Ознакомительная версия.
На территории «Центрального эвакопункта» тоже перемены: охраняют ворота и контролируют периметр уже не «срочники» из Внутренних войск, а какие-то весьма резкие хлопчики в таком же, как и у подчиненных Филипочкина городском камуфляже, и в той же расцветке новомодных питерских «Колпаках»[57]. Вооружены все футуристического вида новейшими ПП-2000,[58] которые со штатными ПБС и коллиматорами вообще стали похожи на какие-то бластеры из американских фантастических боевиков. Кто ж такие, интересно?
Колонна наша тут явно уже примелькалась, поэтому через ворота нас пропустили практически сразу же, только нескольких приблудных «деревянных» привалили короткими, на два патрона очередями. Вот, кстати, еще одно подтверждение того, что зомби стремительно умнеют. Еще прошлой ночью они вдоль здешнего забора изгородью стояли, а теперь если только самые тупые из не отожравшихся новичков. Привезенных нами студентов несколько офицеров-«вэвэров» начали тут же делить на группы и разводить по карантинным помещениям. Да, чувствуется сноровка, набили за день руку.
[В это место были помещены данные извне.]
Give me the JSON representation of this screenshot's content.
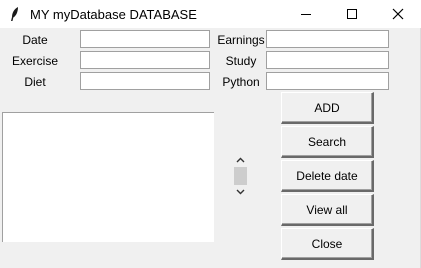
{
  "window": {
    "title": "MY myDatabase DATABASE"
  },
  "form": {
    "labels": {
      "date": "Date",
      "exercise": "Exercise",
      "diet": "Diet",
      "earnings": "Earnings",
      "study": "Study",
      "python": "Python"
    },
    "values": {
      "date": "",
      "exercise": "",
      "diet": "",
      "earnings": "",
      "study": "",
      "python": ""
    }
  },
  "listbox": {
    "items": []
  },
  "buttons": {
    "add": "ADD",
    "search": "Search",
    "delete": "Delete date",
    "view_all": "View all",
    "close": "Close"
  },
  "icons": {
    "app": "feather-icon",
    "minimize": "minimize-icon",
    "maximize": "maximize-icon",
    "close": "close-icon",
    "scroll_up": "chevron-up-icon",
    "scroll_down": "chevron-down-icon"
  }
}
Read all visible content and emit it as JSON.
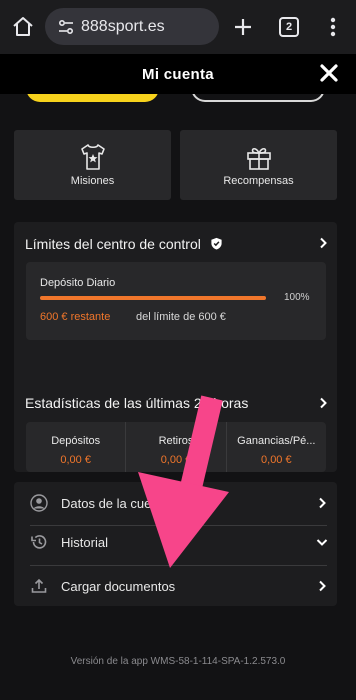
{
  "browser": {
    "url": "888sport.es",
    "tab_count": "2"
  },
  "header": {
    "title": "Mi cuenta"
  },
  "tiles": [
    {
      "label": "Misiones",
      "icon": "shirt-star-icon"
    },
    {
      "label": "Recompensas",
      "icon": "gift-icon"
    }
  ],
  "limits": {
    "title": "Límites del centro de control",
    "deposit_label": "Depósito Diario",
    "progress_percent": 100,
    "progress_text": "100%",
    "remaining_amount": "600 € restante",
    "remaining_rest": "del límite de 600 €"
  },
  "stats": {
    "title": "Estadísticas de las últimas 24 horas",
    "items": [
      {
        "label": "Depósitos",
        "value": "0,00 €"
      },
      {
        "label": "Retiros",
        "value": "0,00 €"
      },
      {
        "label": "Ganancias/Pé...",
        "value": "0,00 €"
      }
    ]
  },
  "menu": {
    "items": [
      {
        "label": "Datos de la cuenta",
        "icon": "user-circle-icon"
      },
      {
        "label": "Historial",
        "icon": "history-icon"
      },
      {
        "label": "Cargar documentos",
        "icon": "upload-icon"
      }
    ]
  },
  "version": "Versión de la app WMS-58-1-114-SPA-1.2.573.0",
  "colors": {
    "accent_orange": "#f0762b",
    "yellow": "#f7d21c",
    "annotation_arrow": "#f7458a"
  }
}
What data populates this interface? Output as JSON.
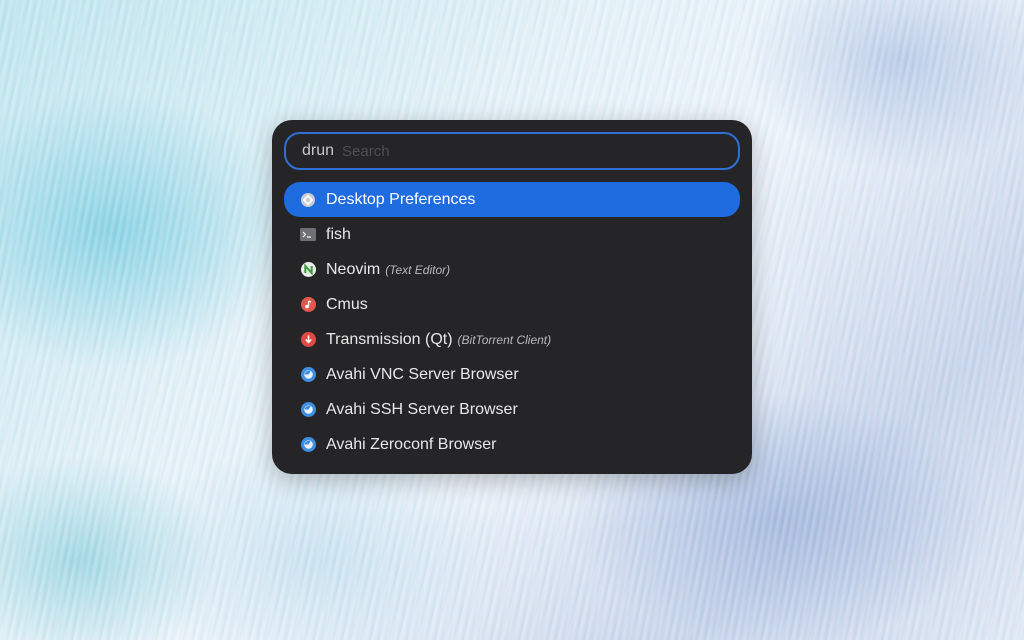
{
  "launcher": {
    "mode": "drun",
    "search": {
      "value": "",
      "placeholder": "Search"
    },
    "results": [
      {
        "name": "Desktop Preferences",
        "description": "",
        "icon": "gear-icon",
        "selected": true
      },
      {
        "name": "fish",
        "description": "",
        "icon": "terminal-icon",
        "selected": false
      },
      {
        "name": "Neovim",
        "description": "(Text Editor)",
        "icon": "neovim-icon",
        "selected": false
      },
      {
        "name": "Cmus",
        "description": "",
        "icon": "music-note-icon",
        "selected": false
      },
      {
        "name": "Transmission (Qt)",
        "description": "(BitTorrent Client)",
        "icon": "download-arrow-icon",
        "selected": false
      },
      {
        "name": "Avahi VNC Server Browser",
        "description": "",
        "icon": "network-globe-icon",
        "selected": false
      },
      {
        "name": "Avahi SSH Server Browser",
        "description": "",
        "icon": "network-globe-icon",
        "selected": false
      },
      {
        "name": "Avahi Zeroconf Browser",
        "description": "",
        "icon": "network-globe-icon",
        "selected": false
      }
    ]
  },
  "colors": {
    "accent": "#1f6be0",
    "search_border": "#2f6fd6",
    "panel_background": "#252527"
  }
}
Одно не понятно, «срочники»-то все где?
Ситуацию мне практически сходу, что называется, «с порога» разъяснил выглядящий донельзя расстроенным и растерянным Филипочкин.
— Ушли они, Грошев…
— Как, ушли? — в первый момент даже не сообразил я. — Куда?
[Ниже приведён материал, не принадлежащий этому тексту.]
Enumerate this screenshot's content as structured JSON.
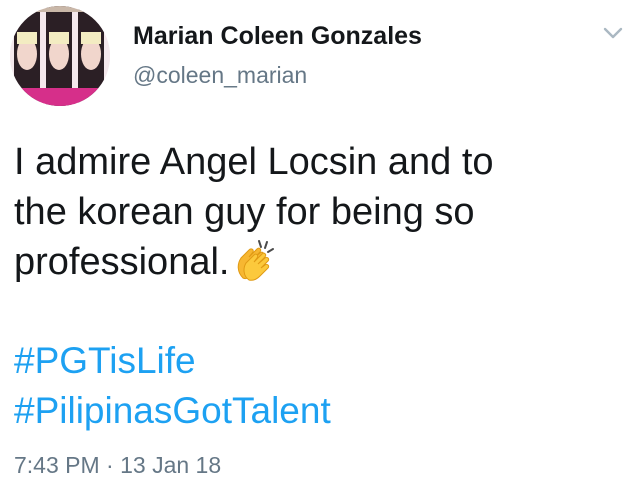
{
  "user": {
    "display_name": "Marian Coleen Gonzales",
    "handle": "@coleen_marian"
  },
  "tweet": {
    "lines": [
      "I admire Angel Locsin and to",
      "the korean guy for being so",
      "professional."
    ],
    "emoji": "clapping-hands",
    "hashtags": [
      "#PGTisLife",
      "#PilipinasGotTalent"
    ],
    "time": "7:43 PM",
    "separator": "·",
    "date": "13 Jan 18"
  },
  "colors": {
    "link": "#1da1f2",
    "secondary_text": "#657786",
    "primary_text": "#14171a"
  }
}
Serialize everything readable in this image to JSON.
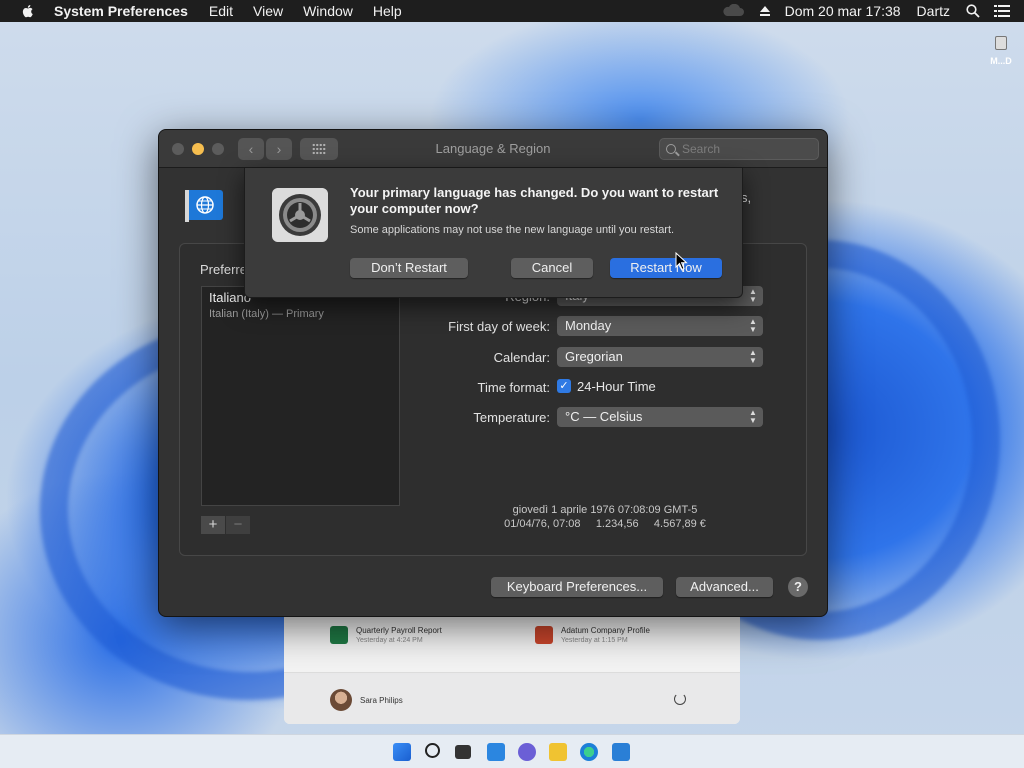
{
  "menubar": {
    "app_name": "System Preferences",
    "menus": [
      "Edit",
      "View",
      "Window",
      "Help"
    ],
    "clock": "Dom 20 mar  17:38",
    "user": "Dartz"
  },
  "desktop": {
    "icon_label": "M...D"
  },
  "start_panel": {
    "recent": [
      {
        "name": "Quarterly Payroll Report",
        "time": "Yesterday at 4:24 PM"
      },
      {
        "name": "Adatum Company Profile",
        "time": "Yesterday at 1:15 PM"
      }
    ],
    "user_name": "Sara Philips"
  },
  "window": {
    "title": "Language & Region",
    "search_placeholder": "Search",
    "partial_heading": "s,",
    "group_label": "Preferre",
    "languages": [
      {
        "name": "Italiano",
        "sub": "Italian (Italy) — Primary"
      }
    ],
    "fields": {
      "region": {
        "label": "Region:",
        "value": "Italy"
      },
      "first_day": {
        "label": "First day of week:",
        "value": "Monday"
      },
      "calendar": {
        "label": "Calendar:",
        "value": "Gregorian"
      },
      "time_format": {
        "label": "Time format:",
        "value": "24-Hour Time",
        "checked": true
      },
      "temperature": {
        "label": "Temperature:",
        "value": "°C — Celsius"
      }
    },
    "sample_line1": "giovedì 1 aprile 1976 07:08:09 GMT-5",
    "sample_line2": "01/04/76, 07:08     1.234,56     4.567,89 €",
    "keyboard_button": "Keyboard Preferences...",
    "advanced_button": "Advanced...",
    "help_button": "?"
  },
  "sheet": {
    "title": "Your primary language has changed. Do you want to restart your computer now?",
    "body": "Some applications may not use the new language until you restart.",
    "dont_restart": "Don’t Restart",
    "cancel": "Cancel",
    "restart_now": "Restart Now"
  },
  "colors": {
    "accent": "#2a6fe0",
    "window_bg": "#323232",
    "menubar_bg": "#1e1e1e"
  }
}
— «Свадьбу в Малиновке» смотрел? — грустно иронизирует капитан. — «Хлопцы начали разбегаться хто куда, в разные стороны. Скоро и я разбегусь, хто куда…» Так и эти. До обеда, вроде, все нормально было. А потом как поветрие. Кто-то добрался до интернета, тут же в служебных кабинетах подключенных компов полно. Ну, и понеслось… А тут еще этот дебильный приказ всплыл… Ты прикинь, какой-то жопоголовый из Генштаба дал команду у солдат мобильные телефоны изъять и просмотр телевизора им запретить. Мы, разумеется, подобной чепухой заниматься не стали, но приказ до пацанов дошел, сам понимаешь, «солдатский телеграф» штука такая, ничего не утаишь. Ну, и понеслось, почти как в кино про революцию: «Штык в землю, айда по домам!» В смысле: «На кой мне эти москвичи сдались, ежели у меня в Твери-Тамбове-Верхних Чирьях такая же ботва? Причем, в Москве я никого не знаю, а в Чирьях — папка, мамка и сестра сопливая. Пока я тут не понятно за что воюю, их там, может, уже едят вовсю»… Короче, сбились пацаны в «землячества» и при полном параде, прямо с оружием по домам рванули.
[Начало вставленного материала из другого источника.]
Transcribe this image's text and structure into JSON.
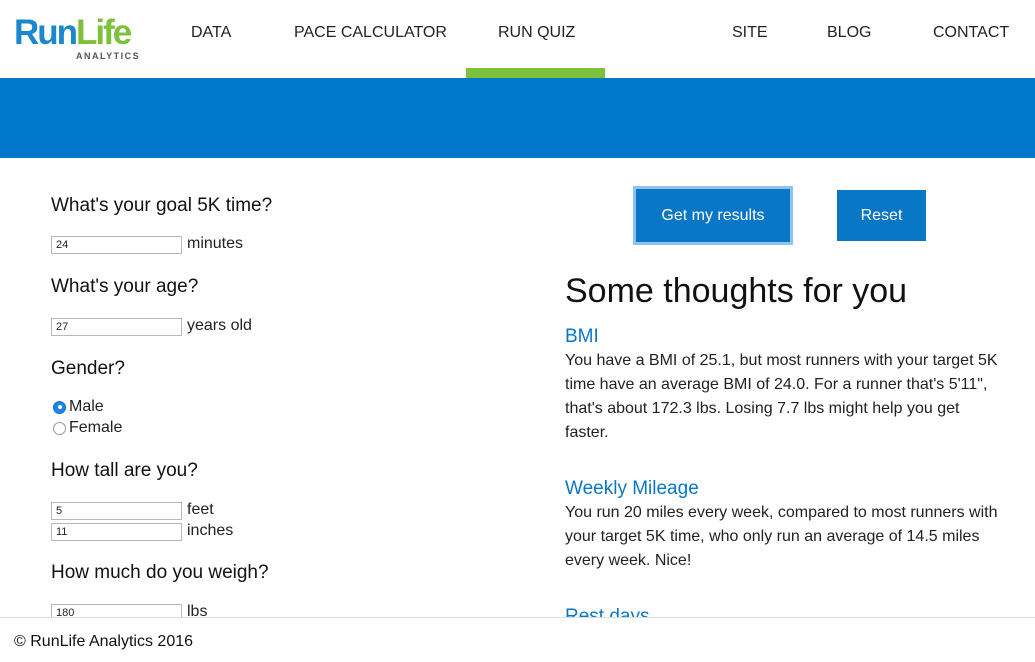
{
  "header": {
    "logo_run": "Run",
    "logo_life": "Life",
    "logo_sub": "ANALYTICS",
    "nav": {
      "data": "DATA",
      "pace_calculator": "PACE CALCULATOR",
      "run_quiz": "RUN QUIZ",
      "site": "SITE",
      "blog": "BLOG",
      "contact": "CONTACT"
    },
    "active_tab": "RUN QUIZ",
    "accent_color": "#7dc13a",
    "band_color": "#0077c8"
  },
  "form": {
    "goal": {
      "question": "What's your goal 5K time?",
      "value": "24",
      "unit": "minutes"
    },
    "age": {
      "question": "What's your age?",
      "value": "27",
      "unit": "years old"
    },
    "gender": {
      "question": "Gender?",
      "options": [
        "Male",
        "Female"
      ],
      "selected": "Male"
    },
    "height": {
      "question": "How tall are you?",
      "feet_value": "5",
      "feet_unit": "feet",
      "inches_value": "11",
      "inches_unit": "inches"
    },
    "weight": {
      "question": "How much do you weigh?",
      "value": "180",
      "unit": "lbs"
    }
  },
  "actions": {
    "results_label": "Get my results",
    "reset_label": "Reset"
  },
  "results": {
    "title": "Some thoughts for you",
    "sections": [
      {
        "heading": "BMI",
        "text": "You have a BMI of 25.1, but most runners with your target 5K time have an average BMI of 24.0. For a runner that's 5'11\", that's about 172.3 lbs. Losing 7.7 lbs might help you get faster."
      },
      {
        "heading": "Weekly Mileage",
        "text": "You run 20 miles every week, compared to most runners with your target 5K time, who only run an average of 14.5 miles every week. Nice!"
      },
      {
        "heading": "Rest days",
        "text": ""
      }
    ]
  },
  "footer": {
    "copyright": "© RunLife Analytics 2016"
  }
}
— Офигеть, — растеряно тяну я. — И что, остановить их даже не пытались?
— А как? — смотрит он мне прямо в глаза. — Стрелять в них что ли? А иначе — никак. Пытались офицеры их переубедить, но на любую попытку что-то сказать — один ответ: «У тебя семья где? Ага, в части, за забором и под охраной. А моих там кто охраняет, пока я тут совершенно чужим людям, как последний дурак помогаю?»
— М-да, — стянув с головы шлем, я задумчиво взъерошил ежик волос на затылке. — И ответить-то нечего…
— Нечего, — соглашается усатый. — Мало того, я тут с соседями пообщался — почти везде та же картина. Дезертируют даже из Таманской и Кантемировской дивизий… Да что там, говорят, из «Витязя» почти все «срочники» ушли.
Ох, е-мое! Плохо дело. Уж если из подразделений, всегда вполне заслуженно считавшихся элитой армии, бегут, прихватив с собой оружие, боеприпасы солдаты, то про остальных и говорить нечего. Во всяких «военно-строительных» и в лучшие-то времена с дисциплиной серьезные проблемы были, а уж теперь — и подавно. И, что самое поганое, остановить их, действительно, не получится, даже со стрельбой. Просто перебьем друг друга, на радость зомби. А те, кто выживут — все равно уйдут. Потому что у них дома на самом деле родня, которая для этих мальчишек куда дороже и важнее, чем совершенно посторонние москвичи. Да, их жалко, но отца с матерью жальче.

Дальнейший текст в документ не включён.